With CBD growing in popularity as a treatment for a host of ailments—including anxiety, cancer, chronic pain, depression, epilepsy, erectile disfunction, insomnia and nausea, to name a few—it’s bewildering to think why the Department would take this action. Yes, research on the effectiveness of CBD is still limited, but the evidence of millions of users is positive, and the known side-effects are minor and infrequent, so why choose now to halt sales?
At Home Grow Community we think this action on the part of the DoAR is a mistake, and hope that a bill introduced in the Mass House will remedy this.
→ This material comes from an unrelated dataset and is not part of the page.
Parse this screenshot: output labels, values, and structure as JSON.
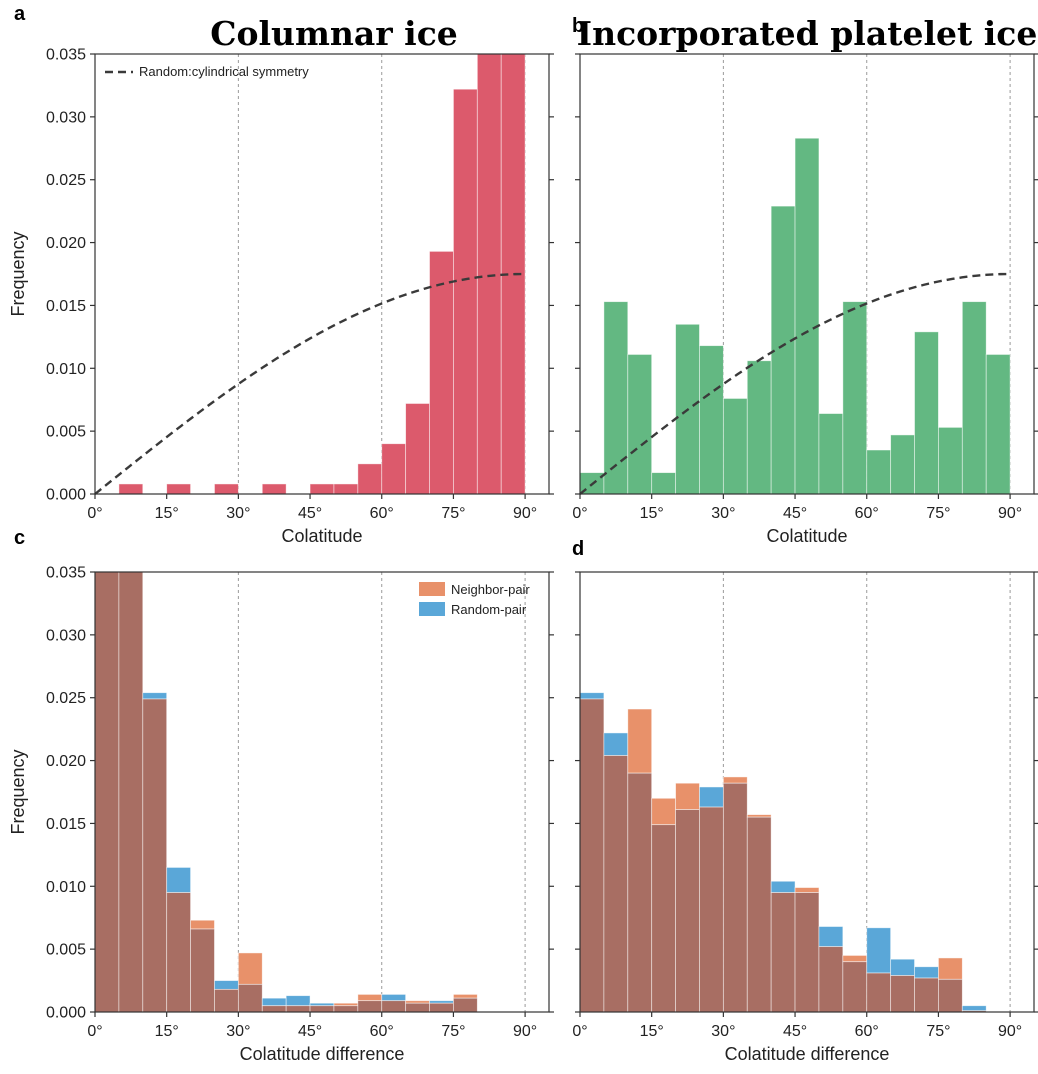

According to an article in the Boston Globe:
“A bill filed in the Massachusetts House last month would reverse the guidances recently released by the state, enforcing, among other things, that: 1) Hemp-derived cannabinoids like CBD ‘are not considered controlled substances.’ And 2) products that contain CBD that are ‘intended for ingestion are to be considered foods, not controlled substances.’”
Until that bill is passed, we expect many retailers of hemp-derived CBD products will pull them from their shelves, making it harder for consumers to find.
Fortunately, the state law legalizing recreational and medical cannabis in Massachusetts prevents the Department from banning cannabis-derived CBD. With cannabis-derived CBD still legal in Massachusetts, you’ll be able to purchase CBD products at recreational cannabis stores and medical dispensaries in the Commonwealth, or grow it and process it yourself at home.